Archive for December, 2007

Should you share your own blog with Shared Items?

Bryan Person heard about it from Marketing Over Coffee and thinks it’s a good idea, as do his two commenters. Bill Deys wrote about it too.

Scoble refuses to not do it:

“My link blog is for keeping what I think are the most important RSS items of the day, including mine.”

The positive side of doing it is that you’re potentially pushing your blog into more people’s RSS readers. The only negative feedback I’ve read so far consists of one of these two arguments:

  • Duplicates - This is reasonable, hopefully Google Reader is now smart enough not to show an item twice. If not, it’s probably something they’re trying to do.
  • “I don’t like your blog” - People saying this have a fair point. For now, their only choice is to put up with it or unsubscribe.

I’m personally going to add this to my own Shared Items (david.carrington AT gmail DOT com if that helps).

Where’s Nick?

I’ve used Google Reader for ages, and I’ve been using GTalk with Nick for ages. Annoyingly, Reader flat-out refuses to let me add Nick as a friend to see his shared items in the new interface.

Since then, I’ve managed to add Scoble and Chris F. Masse, but still no Nick! Does Google not like him? Has he offended somebody?

Here’s what I’ve tried so far:

  1. Removing him from GTalk and re-adding
  2. Deleting the whole GMail contact and re-adding

What can I try next?

Google Reader shared items become more social

Google Reader has become slightly more social lately with the addition of recommended feeds. I’ve just come across another tweak to the interface which helps a bit with the social aspect: a Shared Items improvement.

The screenshot above shows that not only did Scoble share the feed item in question, but my colleague Nick Clarke also shared it. Previously, this would have come up as two items for me to read, once in Nick’s shared items feed and again in Scoble’s feed.

This is a slight step forward to the point where items with more “shares” are promoted for reading. I don’t think there’s a current interface to accomplish this though.

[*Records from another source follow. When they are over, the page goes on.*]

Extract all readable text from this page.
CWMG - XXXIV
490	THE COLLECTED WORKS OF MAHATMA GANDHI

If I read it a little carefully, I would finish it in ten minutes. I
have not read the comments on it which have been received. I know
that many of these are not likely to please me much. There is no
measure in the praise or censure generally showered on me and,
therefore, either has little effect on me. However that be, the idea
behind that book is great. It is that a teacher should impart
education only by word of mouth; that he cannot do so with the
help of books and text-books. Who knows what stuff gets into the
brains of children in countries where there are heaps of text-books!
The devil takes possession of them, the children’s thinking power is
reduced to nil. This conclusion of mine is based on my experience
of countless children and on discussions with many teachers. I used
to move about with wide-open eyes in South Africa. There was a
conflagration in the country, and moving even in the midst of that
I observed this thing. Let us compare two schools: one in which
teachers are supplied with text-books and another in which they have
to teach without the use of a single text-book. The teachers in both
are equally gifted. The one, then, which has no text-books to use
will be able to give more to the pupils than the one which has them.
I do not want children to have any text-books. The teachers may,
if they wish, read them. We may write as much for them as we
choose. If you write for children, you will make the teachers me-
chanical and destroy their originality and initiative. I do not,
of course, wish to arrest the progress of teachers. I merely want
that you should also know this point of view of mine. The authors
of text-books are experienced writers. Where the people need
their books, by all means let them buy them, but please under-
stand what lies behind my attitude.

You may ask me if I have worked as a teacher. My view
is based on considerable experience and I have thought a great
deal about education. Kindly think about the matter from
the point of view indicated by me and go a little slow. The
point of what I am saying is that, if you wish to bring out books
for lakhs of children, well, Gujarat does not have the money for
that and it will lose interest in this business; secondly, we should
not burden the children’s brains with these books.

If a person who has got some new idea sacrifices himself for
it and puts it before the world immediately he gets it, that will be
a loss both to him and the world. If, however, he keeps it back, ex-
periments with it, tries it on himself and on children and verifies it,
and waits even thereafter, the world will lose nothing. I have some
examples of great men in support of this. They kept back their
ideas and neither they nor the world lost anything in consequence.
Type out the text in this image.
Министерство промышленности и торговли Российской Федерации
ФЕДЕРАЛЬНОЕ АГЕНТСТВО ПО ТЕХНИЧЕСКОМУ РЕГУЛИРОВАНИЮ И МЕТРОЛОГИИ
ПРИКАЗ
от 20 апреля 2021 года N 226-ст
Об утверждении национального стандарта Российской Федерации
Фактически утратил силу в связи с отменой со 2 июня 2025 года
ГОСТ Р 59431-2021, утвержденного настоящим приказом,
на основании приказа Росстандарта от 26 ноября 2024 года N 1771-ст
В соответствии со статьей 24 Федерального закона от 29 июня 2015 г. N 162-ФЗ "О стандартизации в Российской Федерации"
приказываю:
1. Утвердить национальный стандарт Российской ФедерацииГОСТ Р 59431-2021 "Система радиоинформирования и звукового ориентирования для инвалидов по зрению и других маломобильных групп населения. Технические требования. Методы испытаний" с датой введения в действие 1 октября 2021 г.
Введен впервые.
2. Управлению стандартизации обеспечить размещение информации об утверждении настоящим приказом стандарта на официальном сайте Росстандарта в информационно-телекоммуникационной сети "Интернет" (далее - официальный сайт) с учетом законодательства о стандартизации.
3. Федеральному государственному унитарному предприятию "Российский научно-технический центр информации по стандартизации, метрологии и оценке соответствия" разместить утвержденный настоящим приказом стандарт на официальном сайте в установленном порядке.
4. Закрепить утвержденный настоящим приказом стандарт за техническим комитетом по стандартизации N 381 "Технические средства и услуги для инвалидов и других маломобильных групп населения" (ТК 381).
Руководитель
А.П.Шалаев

Gmail with AIM support is not a new feature

Google Blog is covering Gmail’s latest new feature: AIM support. Has anyone else noticed that this isn’t new at all? I’ve been using Gmail (or more specifically, GTalk) for ICQ and MSN since January 2006. I don’t have any need for AIM, but that doesn’t mean I couldn’t add that too.

I’ve already got Gmail storing my MSN logs, my ICQ logs, and everything else. Pretty much all Google have accomplished here is to a) sign a deal with AOL to create an official Jabber transport for AIM, and b) change the Gmail interface slightly.

I’m not all negative though! With Google comes stability. I’ve had to switch Jabber transports quite a few times for MSN, since I’ve had trouble finding stable servers. I’d really appreciate if Google could create a stable transport for MSN and offer that out in the same way.